Well, we all knew it would come to this. And we knew it would be awful, but few had any idea just how hideous it would be.
No, not the Swine Flu. Yesterday, in Iowa (It had to be the God-fearing American heartland, now didn’t it?) same-sex couples lined up to get married.
The beautiful blue Iowa sky didn’t fall. All over the state farmers were revving up their John Deers, fixing to be ready for the spring plowing. In Normal Rockwell farmhouses, and huge agri-business factory farms, it was business as usual. The swine rooting around in their pens, those with no flu, were rooting happily, totally unaware that the world had just ended, while chickens scratched in farmyards as they’ve scratched for hundreds of years.
There were no riots in the streets, no sturdy Salt Of The Earth Iowans lined up outside county courthouses with pitchforks and fire brands to call down the wrath of the Almighty as gay Iowans trooped inside to get their marriage licenses. In short, the republic didn’t fall, the state didn’t dissolve in a rage of fire and brimstone.
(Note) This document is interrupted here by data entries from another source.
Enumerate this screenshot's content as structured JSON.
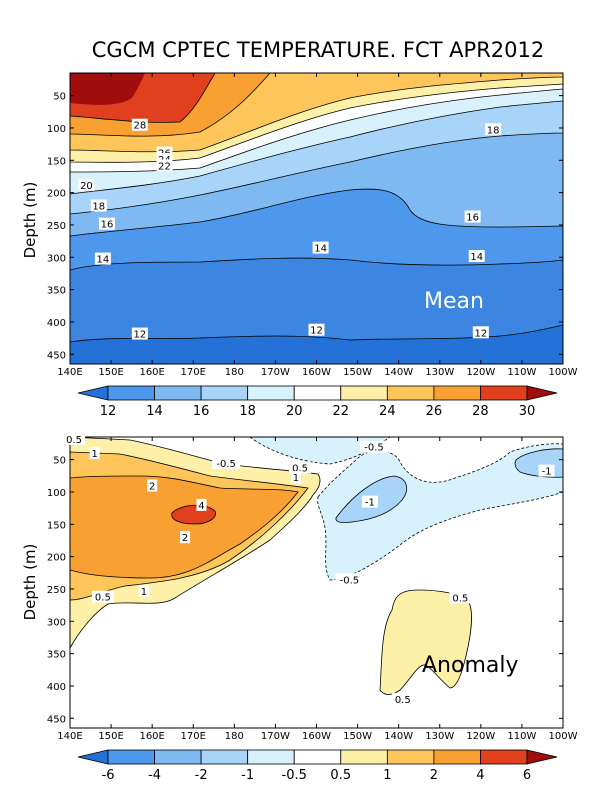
{
  "chart_data": [
    {
      "type": "heatmap",
      "title": "CGCM CPTEC TEMPERATURE. FCT APR2012",
      "panel_label": "Mean",
      "ylabel": "Depth (m)",
      "xlabel": "",
      "x_ticks": [
        "140E",
        "150E",
        "160E",
        "170E",
        "180",
        "170W",
        "160W",
        "150W",
        "140W",
        "130W",
        "120W",
        "110W",
        "100W"
      ],
      "y_ticks": [
        50,
        100,
        150,
        200,
        250,
        300,
        350,
        400,
        450
      ],
      "ylim": [
        465,
        15
      ],
      "contour_labels": [
        {
          "text": "28",
          "lon": 157,
          "depth": 95
        },
        {
          "text": "26",
          "lon": 163,
          "depth": 138
        },
        {
          "text": "24",
          "lon": 163,
          "depth": 148
        },
        {
          "text": "22",
          "lon": 163,
          "depth": 158
        },
        {
          "text": "20",
          "lon": 144,
          "depth": 188
        },
        {
          "text": "18",
          "lon": 147,
          "depth": 220
        },
        {
          "text": "16",
          "lon": 149,
          "depth": 248
        },
        {
          "text": "14",
          "lon": 148,
          "depth": 302
        },
        {
          "text": "12",
          "lon": 157,
          "depth": 418
        },
        {
          "text": "18",
          "lon": -117,
          "depth": 102
        },
        {
          "text": "16",
          "lon": -122,
          "depth": 237
        },
        {
          "text": "14",
          "lon": -159,
          "depth": 285
        },
        {
          "text": "14",
          "lon": -121,
          "depth": 298
        },
        {
          "text": "12",
          "lon": -160,
          "depth": 412
        },
        {
          "text": "12",
          "lon": -120,
          "depth": 416
        }
      ],
      "colorbar": {
        "levels": [
          "12",
          "14",
          "16",
          "18",
          "20",
          "22",
          "24",
          "26",
          "28",
          "30"
        ],
        "colors": [
          "#2472d8",
          "#4d97ec",
          "#7fb9f2",
          "#a9d4f9",
          "#d7f2fc",
          "#ffffff",
          "#fff0a8",
          "#fec65a",
          "#f9a032",
          "#e0401e",
          "#a00d0d"
        ]
      }
    },
    {
      "type": "heatmap",
      "title": "",
      "panel_label": "Anomaly",
      "ylabel": "Depth (m)",
      "xlabel": "",
      "x_ticks": [
        "140E",
        "150E",
        "160E",
        "170E",
        "180",
        "170W",
        "160W",
        "150W",
        "140W",
        "130W",
        "120W",
        "110W",
        "100W"
      ],
      "y_ticks": [
        50,
        100,
        150,
        200,
        250,
        300,
        350,
        400,
        450
      ],
      "ylim": [
        465,
        15
      ],
      "contour_labels": [
        {
          "text": "0.5",
          "lon": 141,
          "depth": 18
        },
        {
          "text": "1",
          "lon": 146,
          "depth": 40
        },
        {
          "text": "2",
          "lon": 160,
          "depth": 90
        },
        {
          "text": "4",
          "lon": 172,
          "depth": 120
        },
        {
          "text": "2",
          "lon": 168,
          "depth": 170
        },
        {
          "text": "1",
          "lon": 158,
          "depth": 253
        },
        {
          "text": "0.5",
          "lon": 148,
          "depth": 262
        },
        {
          "text": "-0.5",
          "lon": 178,
          "depth": 55
        },
        {
          "text": "0.5",
          "lon": -164,
          "depth": 62
        },
        {
          "text": "1",
          "lon": -165,
          "depth": 77
        },
        {
          "text": "-0.5",
          "lon": -146,
          "depth": 30
        },
        {
          "text": "-1",
          "lon": -147,
          "depth": 115
        },
        {
          "text": "-0.5",
          "lon": -152,
          "depth": 235
        },
        {
          "text": "0.5",
          "lon": -125,
          "depth": 263
        },
        {
          "text": "0.5",
          "lon": -139,
          "depth": 420
        },
        {
          "text": "-1",
          "lon": -104,
          "depth": 67
        }
      ],
      "colorbar": {
        "levels": [
          "-6",
          "-4",
          "-2",
          "-1",
          "-0.5",
          "0.5",
          "1",
          "2",
          "4",
          "6"
        ],
        "colors": [
          "#2472d8",
          "#4d97ec",
          "#7fb9f2",
          "#a9d4f9",
          "#d7f2fc",
          "#ffffff",
          "#fff0a8",
          "#fec65a",
          "#f9a032",
          "#e0401e",
          "#a00d0d"
        ]
      }
    }
  ]
}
In fact, nobody gave a foodle.
Yes, indeed, it was the end of the world, alright.
WORLD ENDS, PART II
While everyone’s running around in a swivet over the latest Crisis du Jour – the Swine Flu outbreak – here’s a modest proposal: If we want to avoid these cross-transmissions of mutating viruses from animal to human, we need to stop living with, raising, factory farming and eating pigs. Ditto chickens, ducks and other domestic fowl, which would eliminate one of the biggest vectors for avian flu.
I know all this cross mutating is a kind of delicious karmic justice at work: we eat the animals, they kill us with cross-species pandemic mutated viruses. But, if we want to eliminate a HUGE, living, mutating virus stew-pot, that’s the way to go. I mean, who’s heard of a lethal pandemic of mutating . . .Walnut Flu? (Salmonella from mishandling of food products is another story).
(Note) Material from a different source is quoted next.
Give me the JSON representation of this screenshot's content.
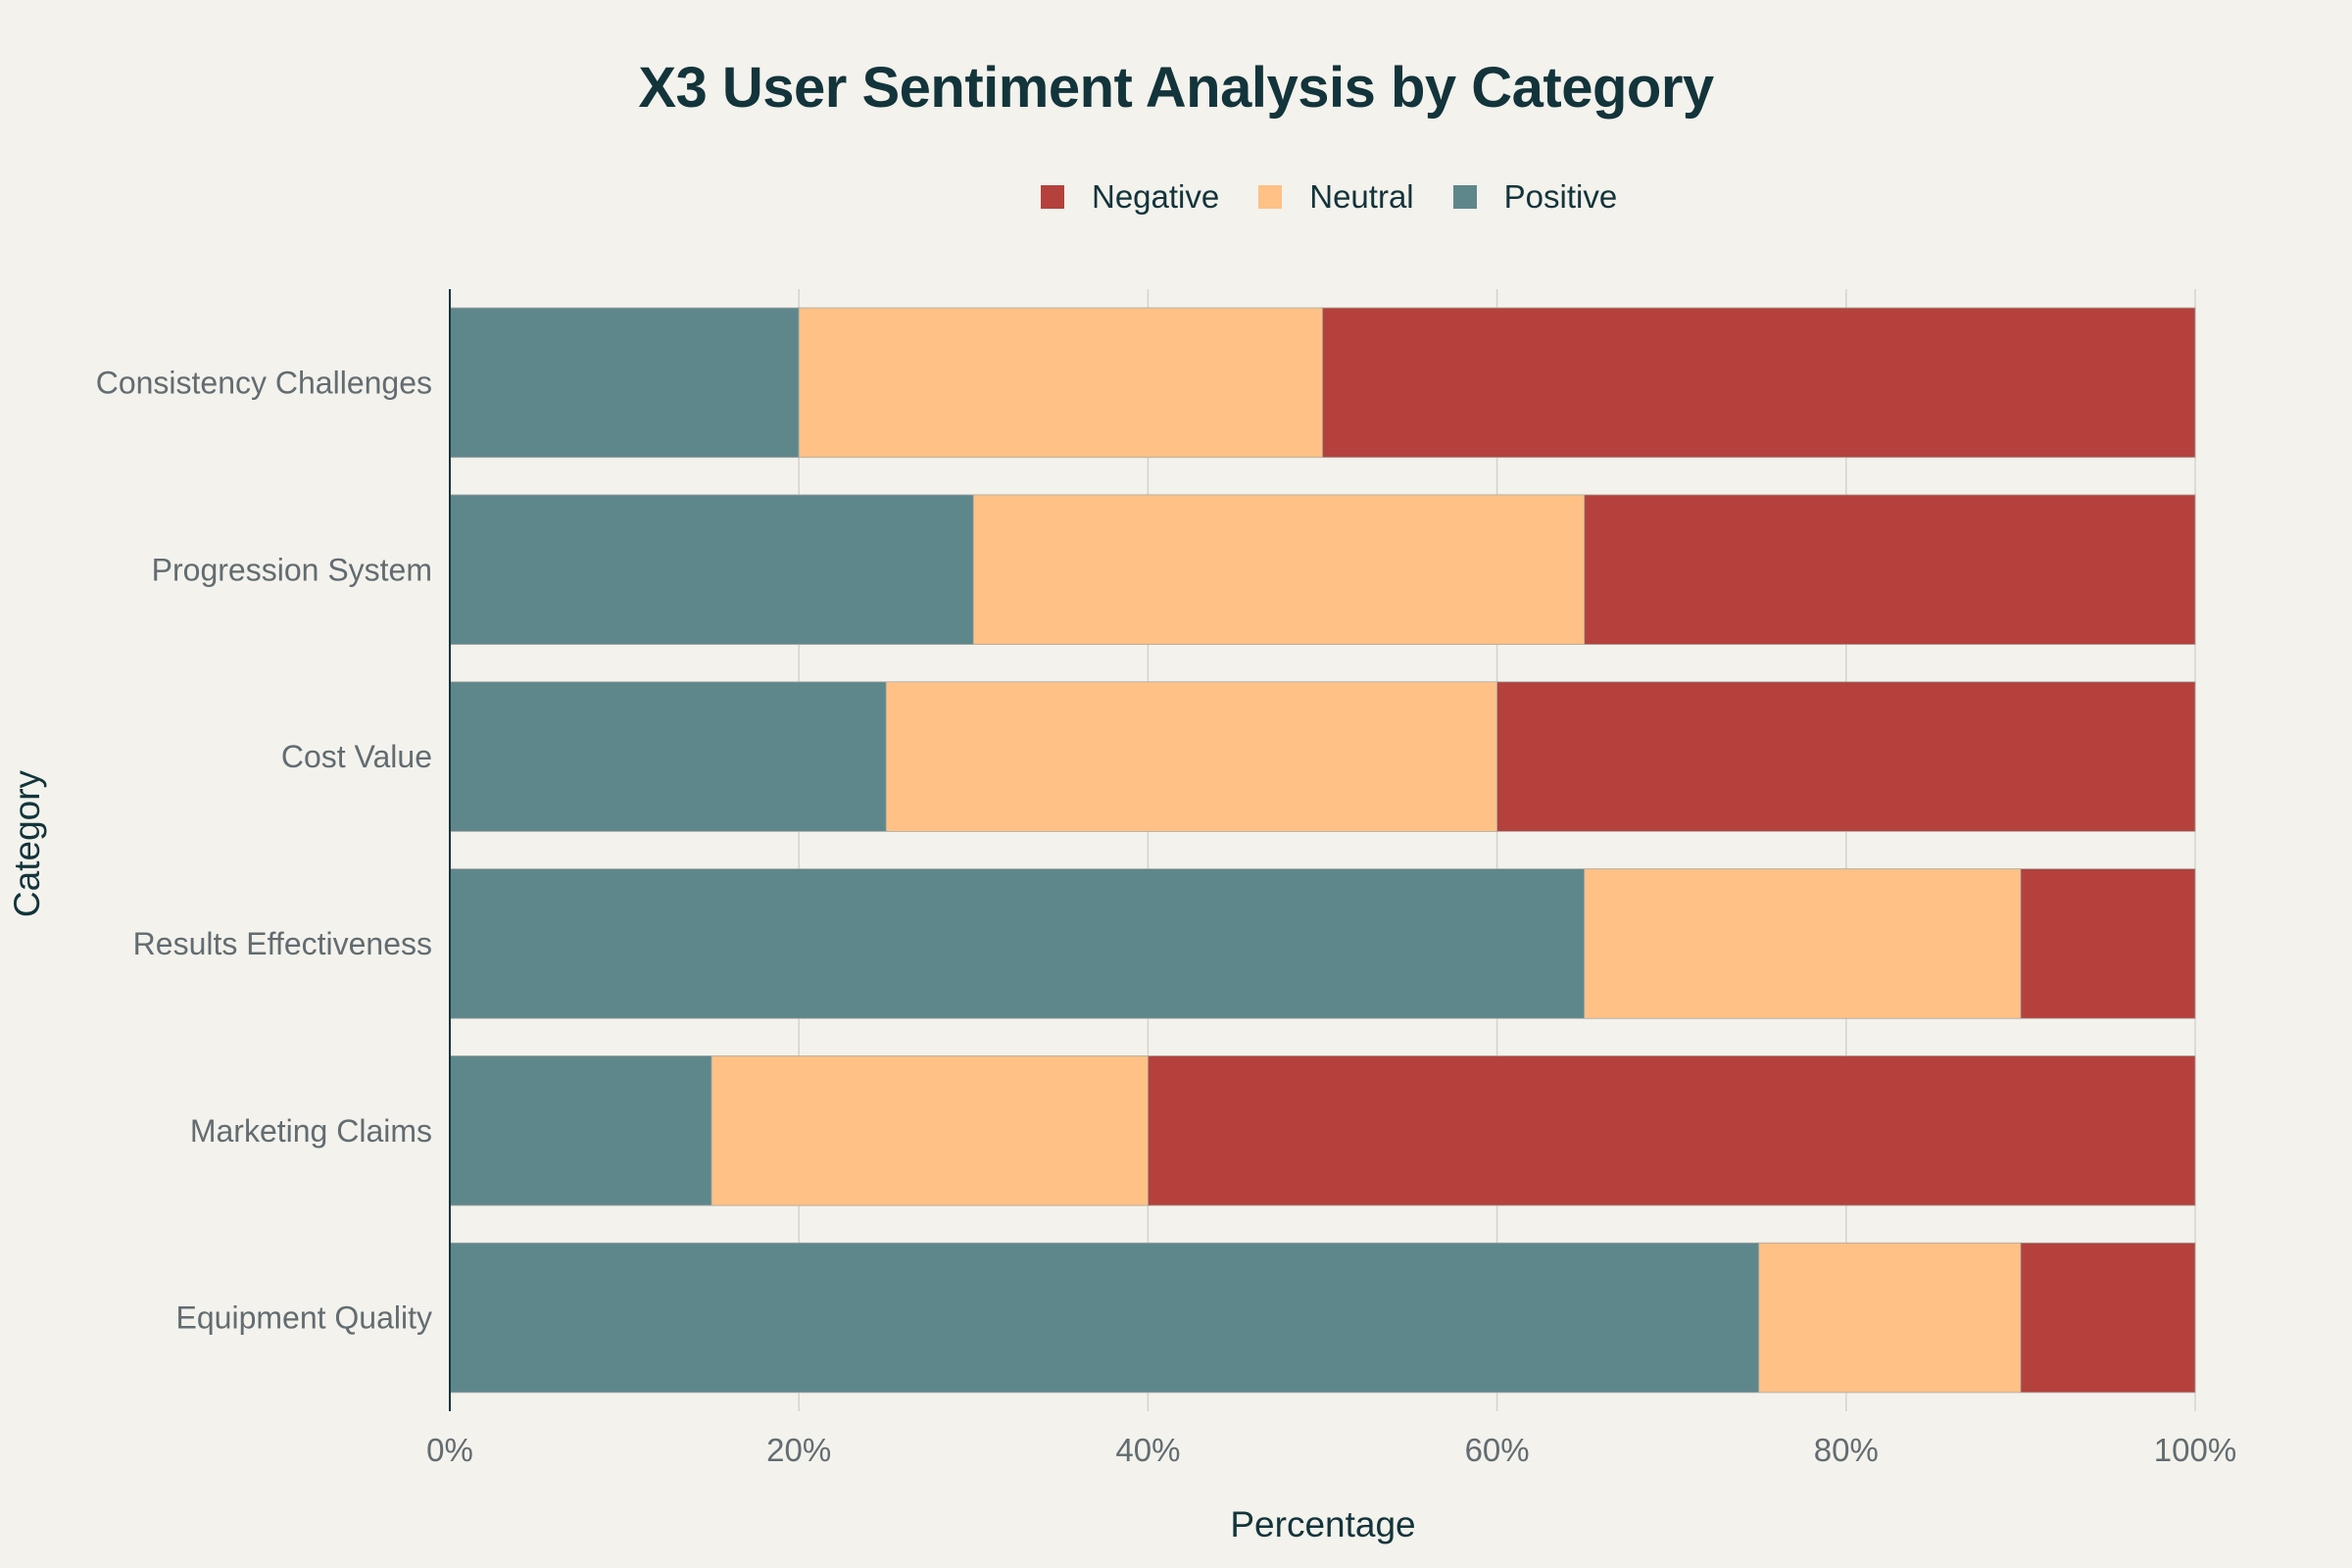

Plus, by reducing cow consumption per capita to the more realitic and healthier smaller amounts the body may actually need versus the GINORMOUS amounts we Americans regularly shovel down our gullets (Quarter Pounders for lunch! for Din-Din! for Snacks!) we could eliminate a HUGE amount of greenhouse gas (flatulent cows), thereby solving another enormous danger threatening our planet.
And for those pork lovers who just can’t live without their bacon, heck, here’s the beauty part. Americans love their guns as much as they love their bacon. So, get the pigs out of their hideously cruel, disease-ridden, factory-farmed concentration camps and back into the woods where they were originally meant to be. In a short time, they’ll return to their tough, feral ways, then all the gun-loving, shoot-‘em up Americans can strap on their bandoliers, grab their assault rifles and go out in the woods and bring home the bacon. Two guilty pleasures with one shot!